Practical Security Principles

There are many great lists of security principles out there, including those from NIST, IEEE, and perhaps the originals from Saltzer and Schroeder.

I was helping some new security professionals recently and was looking for the best of these lists to provide, and I found them lacking. The Saltzer and Schroeder list is excellent, but it’s a bit abstract and quite dated. And the NIST and IEEE lists have their own issues.

Eric Cole was invaluable for me in conveying these types of concepts when studying for GSEC early in my career.

So I quickly made a list of my own that incorporates the best ideas from all of them and then added several others that I’ve heard from various sources over my 20 years in the industry.

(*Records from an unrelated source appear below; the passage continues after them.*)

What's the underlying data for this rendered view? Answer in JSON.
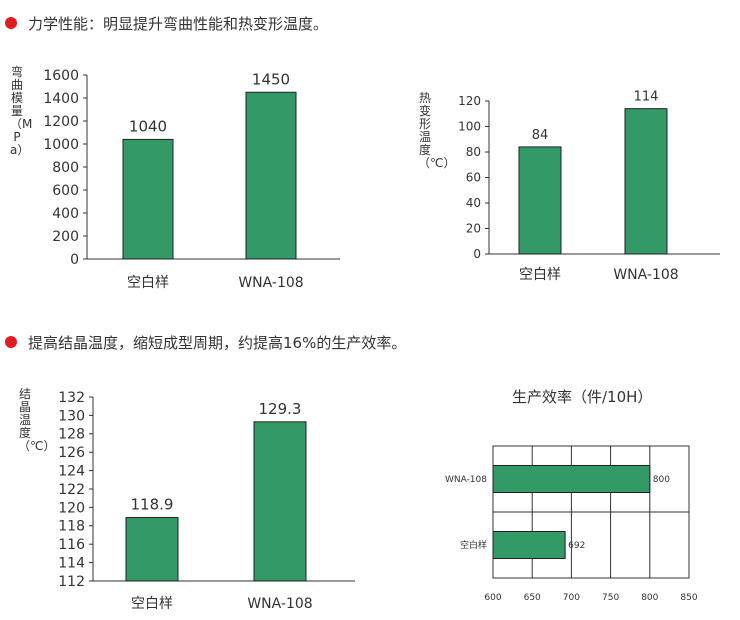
{
  "headings": {
    "mechanical": "力学性能：明显提升弯曲性能和热变形温度。",
    "crystallization": "提高结晶温度，缩短成型周期，约提高16%的生产效率。"
  },
  "chart_data": [
    {
      "id": "modulus",
      "type": "bar",
      "ylabel": "弯曲模量（MPa）",
      "categories": [
        "空白样",
        "WNA-108"
      ],
      "values": [
        1040,
        1450
      ],
      "value_labels": [
        "1040",
        "1450"
      ],
      "ylim": [
        0,
        1600
      ],
      "yticks": [
        0,
        200,
        400,
        600,
        800,
        1000,
        1200,
        1400,
        1600
      ],
      "bar_color": "#339966"
    },
    {
      "id": "hdt",
      "type": "bar",
      "ylabel": "热变形温度（℃）",
      "categories": [
        "空白样",
        "WNA-108"
      ],
      "values": [
        84,
        114
      ],
      "value_labels": [
        "84",
        "114"
      ],
      "ylim": [
        0,
        120
      ],
      "yticks": [
        0,
        20,
        40,
        60,
        80,
        100,
        120
      ],
      "bar_color": "#339966"
    },
    {
      "id": "crystal",
      "type": "bar",
      "ylabel": "结晶温度（℃）",
      "categories": [
        "空白样",
        "WNA-108"
      ],
      "values": [
        118.9,
        129.3
      ],
      "value_labels": [
        "118.9",
        "129.3"
      ],
      "ylim": [
        112,
        132
      ],
      "yticks": [
        112,
        114,
        116,
        118,
        120,
        122,
        124,
        126,
        128,
        130,
        132
      ],
      "bar_color": "#339966"
    },
    {
      "id": "efficiency",
      "type": "bar",
      "orientation": "horizontal",
      "title": "生产效率（件/10H）",
      "categories": [
        "空白样",
        "WNA-108"
      ],
      "values": [
        692,
        800
      ],
      "value_labels": [
        "692",
        "800"
      ],
      "xlim": [
        600,
        850
      ],
      "xticks": [
        600,
        650,
        700,
        750,
        800,
        850
      ],
      "grid": true,
      "bar_color": "#339966"
    }
  ]
}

  1. Security means “without worry”

  2. Our goal is functional resilience

  3. Pursue acceptable risk, not the elimination of risk

  4. Make security either invisible or usable

  5. Maintain an evergreen inventory of what you’re protecting

  6. Minimize attack surface

  7. Reduce components and complexity as much as possible

  8. Assume compromise and focus on detection, response, and recovery

  9. Parsers are evil, and more so if they’re listening on a network

  10. Design for zero trust in all environments

  11. Don’t trust unfiltered input

  12. Implement defense in depth

  13. Don’t write your own cryptographic algorithms

  14. Protect access and secrets with least privilege

  15. Filter at each layer

  16. Use secure defaults

  17. Secure sensitive data at rest and in transit

  18. Monitor and enforce secure configuration

  19. Fail securely

  20. Do not rely obscurity/OPSEC as the single layer

  21. Ensure attribution / non-repudiation

  22. Protect the integrity of transaction evidence

This is a rough pass, and I’m not sure what (if any) form it’ll eventually take, but if you have any ideas on how to improve it, let me know!